Can I Use Different Seasonings?
Yes! Once you get the hang of roasting potatoes it’s easy to switch up the flavor by altering the seasonings. I like to use Mrs. Dash as a salt-free alternative at times. I’ve also shared recipes for Lemon Roasted Potatoes and Balsamic Roasted Potatoes too!
If you try this recipe I’d love if you rated it and commented below, I love hearing from you!Print
Roasted Russet Potatoes are an easy, inexpensive side dish recipe that compliment a wide variety of meals.
- 4 large russet potatoes, cut into 1/2 inch thick pieces
- 3 tablespoons extra virgin olive oil
- 2 teaspoons chili powder
- 1 teaspoon garlic powder
- 3/4 teaspoon salt
- 1 teaspoon Italian seasoning
- Preheat oven to 425 degrees. Spray a baking sheet with nonstick spray.

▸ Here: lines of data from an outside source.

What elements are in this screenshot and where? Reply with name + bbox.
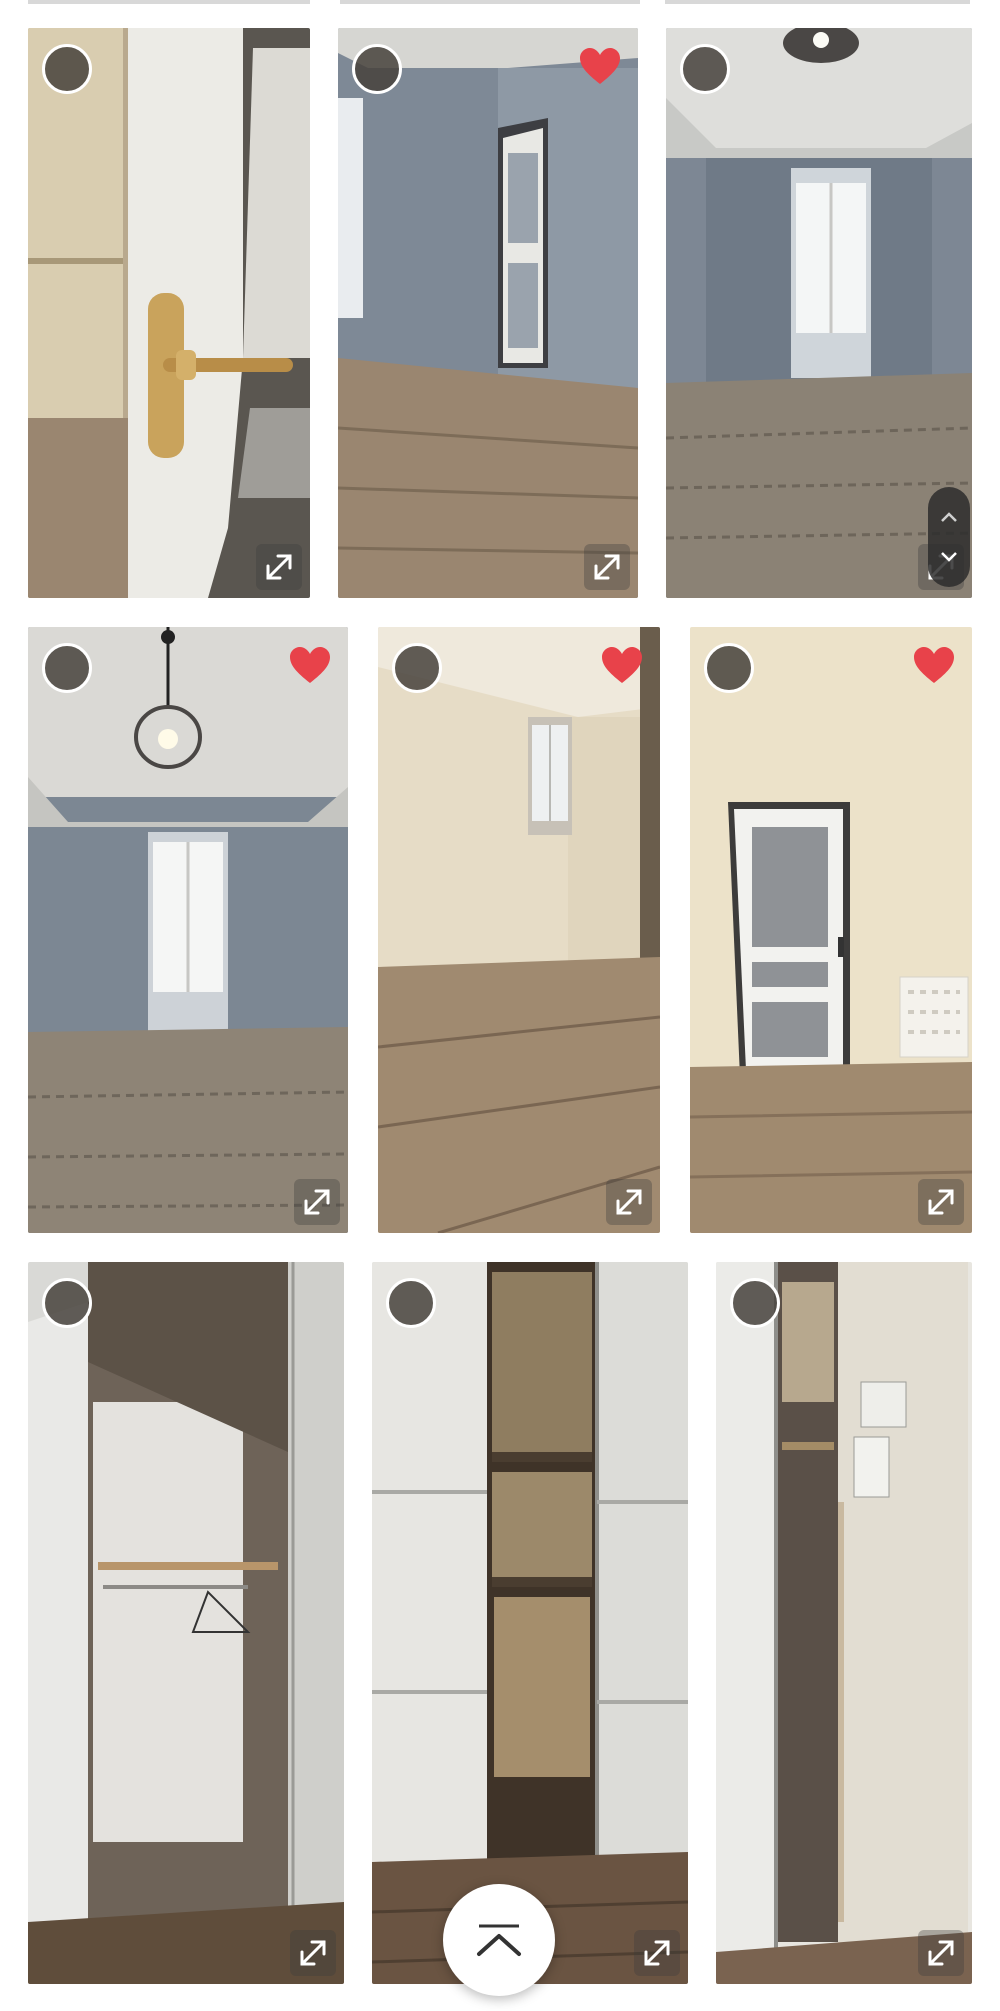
photo-room-corner: [378, 627, 660, 1233]
expand-arrows-icon: [266, 554, 292, 580]
photo-white-door: [690, 627, 972, 1233]
photo-tile[interactable]: [372, 1262, 688, 1984]
photo-tile[interactable]: [28, 28, 310, 598]
select-circle[interactable]: [386, 1278, 436, 1328]
select-circle[interactable]: [392, 643, 442, 693]
select-circle[interactable]: [42, 1278, 92, 1328]
expand-arrows-icon: [616, 1189, 642, 1215]
expand-button[interactable]: [918, 1930, 964, 1976]
photo-room-lamp: [28, 627, 348, 1233]
photo-tile[interactable]: [28, 1262, 344, 1984]
heart-icon[interactable]: [912, 645, 956, 685]
heart-icon[interactable]: [288, 645, 332, 685]
select-circle[interactable]: [680, 44, 730, 94]
expand-button[interactable]: [294, 1179, 340, 1225]
select-circle[interactable]: [42, 44, 92, 94]
expand-arrows-icon: [300, 1940, 326, 1966]
scroll-arrows-icon: [941, 512, 957, 562]
photo-tile[interactable]: [378, 627, 660, 1233]
select-circle[interactable]: [352, 44, 402, 94]
expand-arrows-icon: [928, 1940, 954, 1966]
scroll-indicator[interactable]: [928, 487, 970, 587]
photo-room-window: [666, 28, 972, 598]
scroll-to-top-button[interactable]: [443, 1884, 555, 1996]
photo-tile[interactable]: [690, 627, 972, 1233]
photo-closet-shelf: [28, 1262, 344, 1984]
photo-tile[interactable]: [28, 627, 348, 1233]
photo-room-door: [338, 28, 638, 598]
expand-arrows-icon: [928, 1189, 954, 1215]
previous-row-strip: [28, 0, 310, 4]
heart-icon[interactable]: [578, 46, 622, 86]
expand-button[interactable]: [918, 1179, 964, 1225]
expand-arrows-icon: [594, 554, 620, 580]
photo-tile[interactable]: [666, 28, 972, 598]
photo-door-handle: [28, 28, 310, 598]
photo-closet-open: [372, 1262, 688, 1984]
select-circle[interactable]: [730, 1278, 780, 1328]
expand-button[interactable]: [634, 1930, 680, 1976]
expand-arrows-icon: [304, 1189, 330, 1215]
photo-tile[interactable]: [716, 1262, 972, 1984]
photo-tile[interactable]: [338, 28, 638, 598]
expand-button[interactable]: [584, 544, 630, 590]
select-circle[interactable]: [704, 643, 754, 693]
expand-button[interactable]: [256, 544, 302, 590]
heart-icon[interactable]: [600, 645, 644, 685]
expand-button[interactable]: [606, 1179, 652, 1225]
previous-row-strip: [665, 0, 970, 4]
expand-button[interactable]: [290, 1930, 336, 1976]
expand-arrows-icon: [644, 1940, 670, 1966]
photo-closet-narrow: [716, 1262, 972, 1984]
previous-row-strip: [340, 0, 640, 4]
select-circle[interactable]: [42, 643, 92, 693]
chevron-up-icon: [477, 1924, 521, 1956]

- Chop potatoes into quarters, then cut into 1/2 inch thick pieces.
- In a large bowl combine potatoes, oil, and spices. Stir to coat thoroughly.
- Spread potatoes in a single layer across the baking sheet.
- Bake for 15 minutes, then flip and roast an additional 15 minutes or until done.
- Experiment with the seasonings! Mrs. Dash is another great one to try!